Reputation: 49
I have a dataframe like this:
| | Vowel | Number |
|---:|:--------|---------:|
| 0 | a | 2 |
| 1 | b | 3 |
| 2 | c | 4 |
| 3 | a | 4 |
| 4 | a | 8 |
| 5 | b | 2 |
| 6 | c | 5 |
| 7 | c | 9 |
I want to create a column with the diff values based on the column Vowel and Number. I want this output:
| | Vowel | Number | Diff |
|---:|:--------|---------:|-------:|
| 0 | a | 2 | nan |
| 1 | b | 3 | nan |
| 2 | c | 4 | nan |
| 3 | a | 4 | 2 |
| 4 | a | 8 | 4 |
| 5 | b | 2 | -1 |
| 6 | c | 5 | 1 |
| 7 | c | 9 | 4 |
So, looking for the value 'a' in Vowel Column, the first 'a' get the value nan because there is no values on column 'Number' before.
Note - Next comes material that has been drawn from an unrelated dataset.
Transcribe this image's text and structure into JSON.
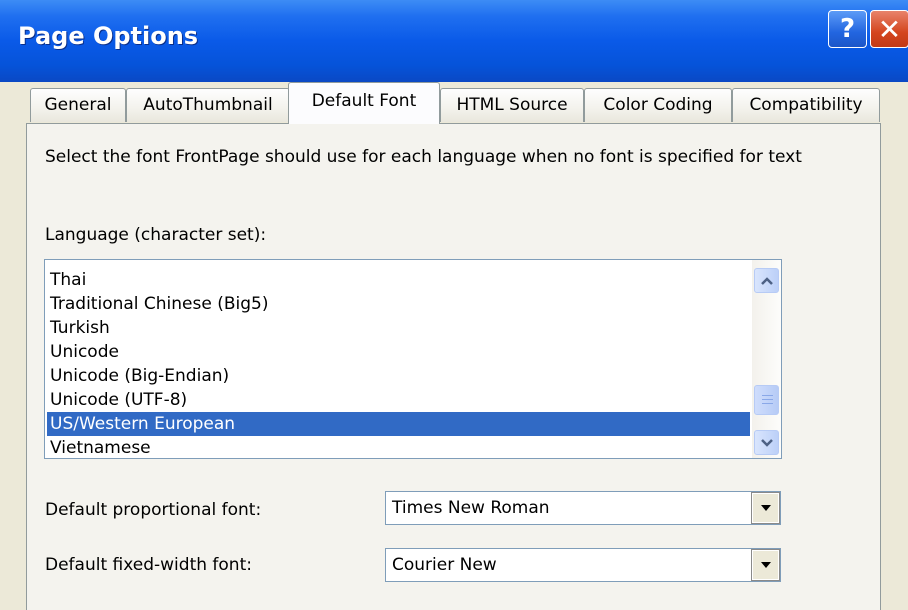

The second 'a' gets the value 2 because 4 - 2 = 2. (Number Column).
I'm doing something like this:
for i in list(set(df['Vowel'])):
one_vowel = df[df['Vowel'] == i]
for n in one_vowel['Number'].diff():
print(f'{i} and {n}')
result:
b and nan
b and -1.0
a and nan
a and 2.0
a and 4.0
c and nan
c and 1.0
c and 4.0
but I want to get the right order according to the column.
please, somebody help me?
Upvotes: 0
Views: 26
Reputation: 8302
try this,
df['Diff'] = df.groupby('Vowel')['Number'].diff()
output,
0 NaN
1 NaN
2 NaN
3 2.0
4 4.0
5 -1.0
6 1.0
7 4.0
Name: Diff, dtype: float64
Upvotes: 1